An Arab, the leader of that pious voyage, came last. He walked
slowly aboard, handsome and grave in his white gown and large
turban. A string of servants followed, loaded with his luggage; the
Patna cast off and backed away from the wharf.
She was headed between two small islets, crossed obliquely the
anchoring-ground of sailing-ships, swung through half a circle in
the shadow of a hill, then ranged close to a ledge of foaming
reefs. The Arab, standing up aft, recited aloud the prayer of
travellers by sea. He invoked the favour of the Most High upon that
journey, implored His blessing on men's toil and on the secret
purposes of their hearts; the steamer pounded in the dusk the calm
water of the Strait; and far astern of the pilgrim ship a
screw-pile lighthouse, planted by unbelievers on a treacherous
shoal, seemed to wink at her its eye of flame, as if in derision of
her errand of faith.
She cleared the Strait, crossed the bay, continued on her way
through the 'One-degree' passage. She held on straight for the Red
Sea under a serene sky, under a sky scorching and unclouded,
enveloped in a fulgor of sunshine that killed all thought,
oppressed the heart, withered all impulses of strength and energy.

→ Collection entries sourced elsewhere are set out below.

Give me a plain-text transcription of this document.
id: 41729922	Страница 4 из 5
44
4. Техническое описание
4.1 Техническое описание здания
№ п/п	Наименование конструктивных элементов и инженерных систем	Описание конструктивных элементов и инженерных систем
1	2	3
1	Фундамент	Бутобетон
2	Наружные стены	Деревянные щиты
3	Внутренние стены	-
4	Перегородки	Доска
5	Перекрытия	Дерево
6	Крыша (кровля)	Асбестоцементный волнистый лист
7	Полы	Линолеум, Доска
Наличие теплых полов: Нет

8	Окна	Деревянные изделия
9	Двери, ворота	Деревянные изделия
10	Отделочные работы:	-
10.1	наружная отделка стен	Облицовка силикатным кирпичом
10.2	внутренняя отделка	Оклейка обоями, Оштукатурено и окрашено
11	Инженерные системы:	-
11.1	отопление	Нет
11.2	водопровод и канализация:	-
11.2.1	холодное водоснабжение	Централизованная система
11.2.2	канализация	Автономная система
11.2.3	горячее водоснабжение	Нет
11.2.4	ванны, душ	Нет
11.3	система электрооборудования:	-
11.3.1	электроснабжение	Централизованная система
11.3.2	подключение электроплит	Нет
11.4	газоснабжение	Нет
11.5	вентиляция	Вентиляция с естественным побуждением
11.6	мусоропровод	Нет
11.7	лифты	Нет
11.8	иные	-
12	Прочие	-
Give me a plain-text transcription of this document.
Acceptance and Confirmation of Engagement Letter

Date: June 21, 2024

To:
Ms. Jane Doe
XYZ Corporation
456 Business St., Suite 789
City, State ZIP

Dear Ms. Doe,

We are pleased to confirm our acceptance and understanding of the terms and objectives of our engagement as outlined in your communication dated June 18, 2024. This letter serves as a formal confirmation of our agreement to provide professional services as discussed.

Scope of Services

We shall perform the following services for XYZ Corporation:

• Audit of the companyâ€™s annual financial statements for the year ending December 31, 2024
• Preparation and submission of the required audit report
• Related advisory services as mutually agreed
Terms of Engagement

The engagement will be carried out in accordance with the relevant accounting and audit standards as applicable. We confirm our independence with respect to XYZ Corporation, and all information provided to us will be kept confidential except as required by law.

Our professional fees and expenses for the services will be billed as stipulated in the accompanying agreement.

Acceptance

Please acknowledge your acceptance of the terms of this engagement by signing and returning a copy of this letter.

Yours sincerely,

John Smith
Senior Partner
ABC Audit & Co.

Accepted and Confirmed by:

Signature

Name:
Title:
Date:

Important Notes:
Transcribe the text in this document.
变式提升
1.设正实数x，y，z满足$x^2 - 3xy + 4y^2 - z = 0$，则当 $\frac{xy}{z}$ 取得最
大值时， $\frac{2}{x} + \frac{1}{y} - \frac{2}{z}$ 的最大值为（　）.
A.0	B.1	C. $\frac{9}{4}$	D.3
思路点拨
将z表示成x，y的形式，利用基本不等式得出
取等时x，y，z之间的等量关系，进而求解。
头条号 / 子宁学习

And under the sinister splendour of that sky the sea, blue and
profound, remained still, without a stir, without a ripple, without
a wrinkle—viscous, stagnant, dead. The Patna, with a slight hiss,
passed over that plain, luminous and smooth, unrolled a black
ribbon of smoke across the sky, left behind her on the water a
white ribbon of foam that vanished at once, like the phantom of a
track drawn upon a lifeless sea by the phantom of a steamer.
Every morning the sun, as if keeping pace in his revolutions
with the progress of the pilgrimage, emerged with a silent burst of
light exactly at the same distance astern of the ship, caught up
with her at noon, pouring the concentrated fire of his rays on the
pious purposes of the men, glided past on his descent, and sank
mysteriously into the sea evening after evening, preserving the
same distance ahead of her advancing bows. The five whites on board
lived amidships, isolated from the human cargo. The awnings covered
the deck with a white roof from stem to stern, and a faint hum, a
low murmur of sad voices, alone revealed the presence of a crowd of
people upon the great blaze of the ocean. Such were the days,
still, hot, heavy, disappearing one by one into the past, as if
falling into an abyss for ever open in the wake of the ship; and
the ship, lonely under a wisp of smoke, held on her steadfast way
black and smouldering in a luminous immensity, as if scorched by a
flame flicked at her from a heaven without pity.
The nights descended on her like a benediction.